The United Nations says hundreds of thousands of people have become internally displaced or otherwise severely affected since fighting began last June in South Kordofan state, and then in Blue Nile.
Refugees fleeing to Ethiopia and South Sudan are reporting food shortages and rising levels of malnutrition, with "particularly alarming" signs coming from rebel-held areas, Valerie Amos, the UN's top emergency aid official, told reporters.
But Khartoum, citing security concerns, continues to bar UN and foreign aid workers from the warzone.
"We welcome support from the UN but the Sudanese government decides on the delivery of aid to people. It must be done by Sudanese aid workers," Social Welfare Minister Amira al-Fadel Mohamed told the same news briefing.
"There is still a fear that the aid workers may face some security troubles," she said, adding that the issue of access is under discussion.
"And later we can decide when the international aid workers can return to the two states and what are the limits of their movement."
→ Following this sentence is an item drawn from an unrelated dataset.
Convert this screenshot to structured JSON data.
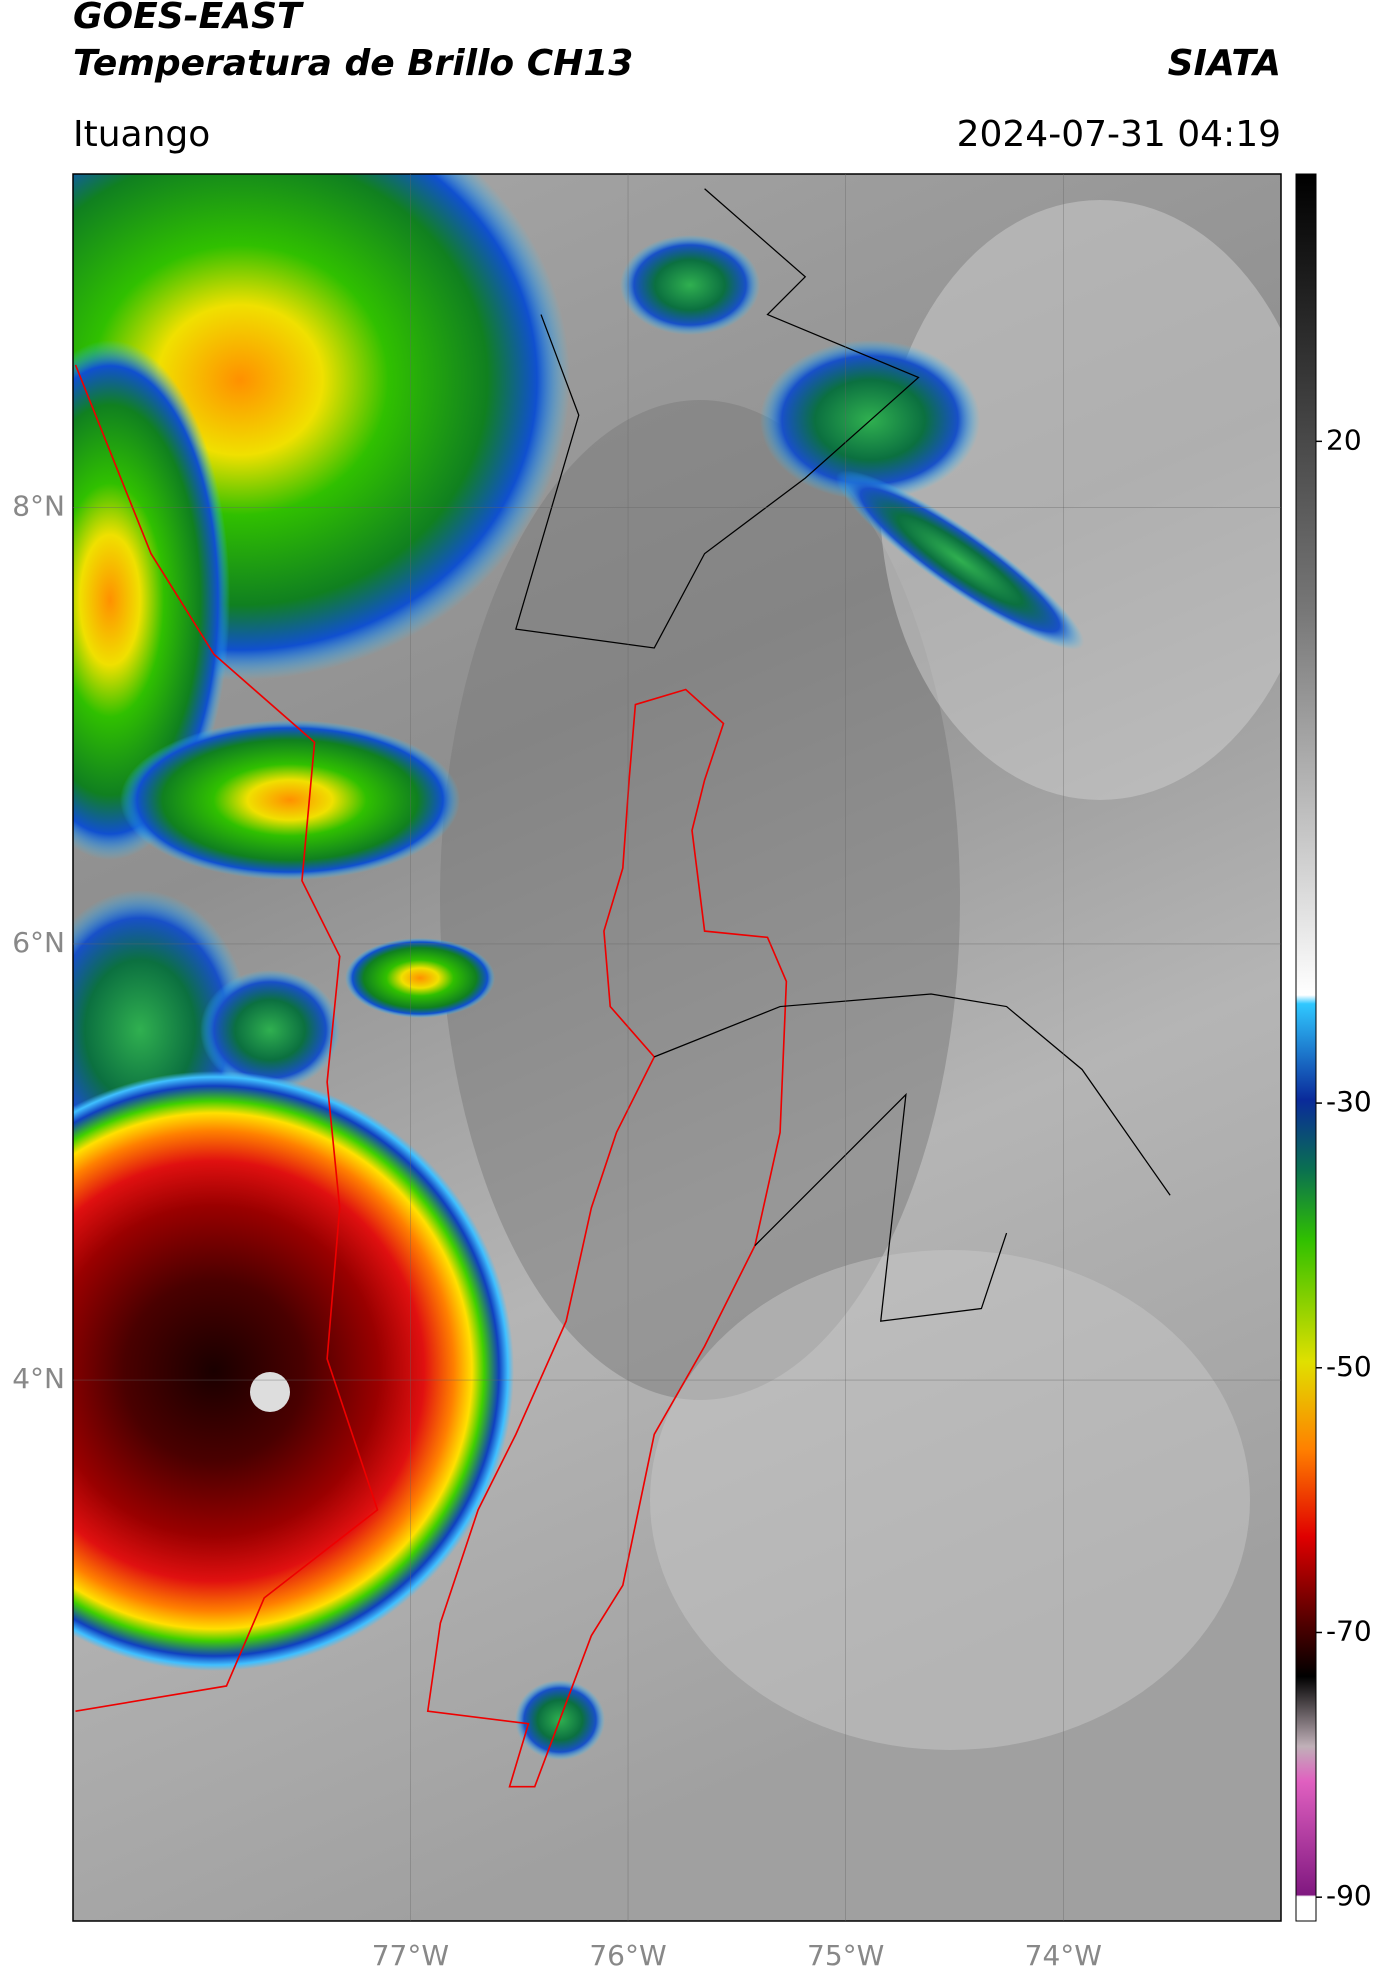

The UN has said that without having its people in the affected areas it cannot verify what the needs are or how they are being addressed.
Mohamed said her government has delivered food and water.
"The whole focus of our discussion has been on ways in which the United Nations can support the government's own effort to meet the needs of people in government-controlled areas, and also how we can access those people in SPLM-North held areas where the indicators are particularly alarming," Amos said.
The government and UN agreed to discuss the sharing of information and data to help them meet the people's needs, she added.
Fighting in the border state of South Kordofan broke out in early June, between Sudanese forces and SPLM-North soldiers, who had fought alongside rebels in southern Sudan during a civil war that ended in 2005 and led to South Sudan's independence in July.
The conflict spread in September to Blue Nile state, another area where Khartoum moved to assert its authority in the wake of southern secession.
South Kordofan's governor, Ahmad Harun, is wanted by the Hague-based International Criminal Court for alleged war crimes and crimes against humanity committed in Sudan's Darfur region.